If you’ve been reading this blog for a few years now, you know that one of the big projects I worked on beginning in 2013 was a linked-courses learning community. In short, a colleague and I designed a one-quarter-long two-course learning community for women and men of color coming into majors in the School of Computing that required the novice Python programming sequence. We ran it for five years until circumstances in my colleague’s life prevented us from continuing it. If you want the gory details from the many (many) blog posts about it, just search “learning community” on the site.

I tried to find a post summarizing the end of the project, but I couldn’t find one. In reflecting on it that’s probably because I was insanely busy being SIGCSE chair when the project ended. But if I’m being honest it was probably also because I felt like a bit of failure by the end. We tried to track all sorts of things to find evidence that it was improving the retention of the students involved, but it was tough to come to any conclusions based on what we examined. Given how much blood, sweat, and tears I poured into the project, that felt pretty awful.

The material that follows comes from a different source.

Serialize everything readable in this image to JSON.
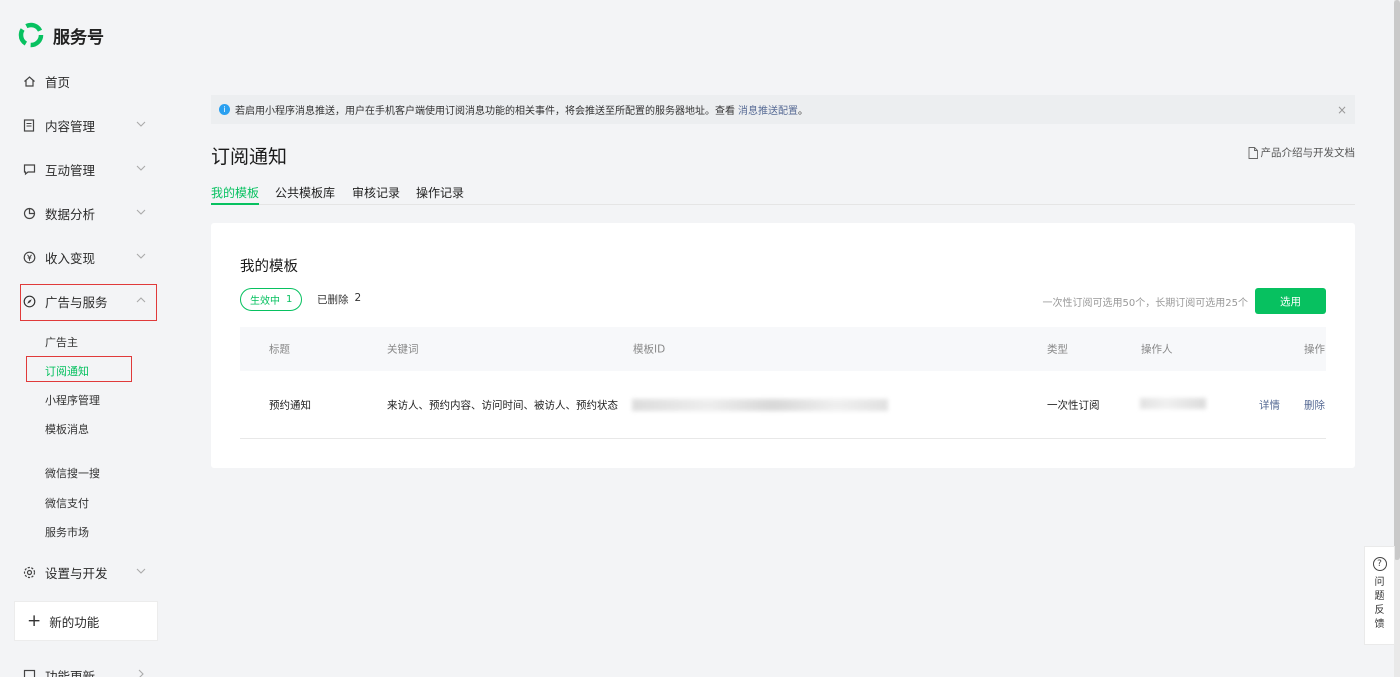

Starting a couple of months ago a few colleagues proposed taking another look at the novice Python sequence and the data structures sequence that follows it. We wanted to understand what retention problems we might have with the two sequences and brainstorm initiatives that could improve any issues we might see. The project is large and on-going, but one small piece of it inspired me to blog today.

One of the sets of data that we examined was the retention in the pipeline of the two sequences by introductory Python instructor. We wanted to understand how well groups of students starting out in the sequence did, and in particular, we tracked the percentage of students who enrolled in each class, completed each class, and then went on to enroll in the follow-on class. We also looked at the percentage of students who ended up earning a B- or better in the final course in the sequence. To make the data I’m about to present clear the Python sequence is CSC 241 and CSC 242 and the data structures sequence is CSC 300 and CSC 301. When we graphed the day we got the following:

The instructors here, labelled A, B, C, D, and Amber, are the ones who taught students in CSC 241 and taught at least 150 students in the associated time period. The data examines how well those students who started with a particular instructor did through the course of the whole programming sequence. So, for example, 90.5% of my CSC 241 students completed the class and 80.4% of them went on to enroll in a section of CSC 242 (although not necessarily mine). Needless to say I was thrilled to see that my retention numbers are the best, particularly when it comes to students enrolling in and then passing CSC 242. Do all of us have work to do to improve? Absolutely! No one wants to see 20% of people failing to enroll in the second Python course. But there is some satisfaction in seeing that you’re doing as well as anyone in the institution.

Importantly, it dawned on my that during this time period I was teaching a disproportionately high percentage of men of color and women, thanks to the learning community. And our data shows that those populations have lower retention rates, as can be seen at (many) other institutions. So not only was I succeeding in retaining students better than my colleagues, I was doing it with a population where retention can be more of a challenge. It was the first small evidence that all those hours spent working on the learning community had actually produced a result. I caused me to do a small happy dance, which I decided to share here.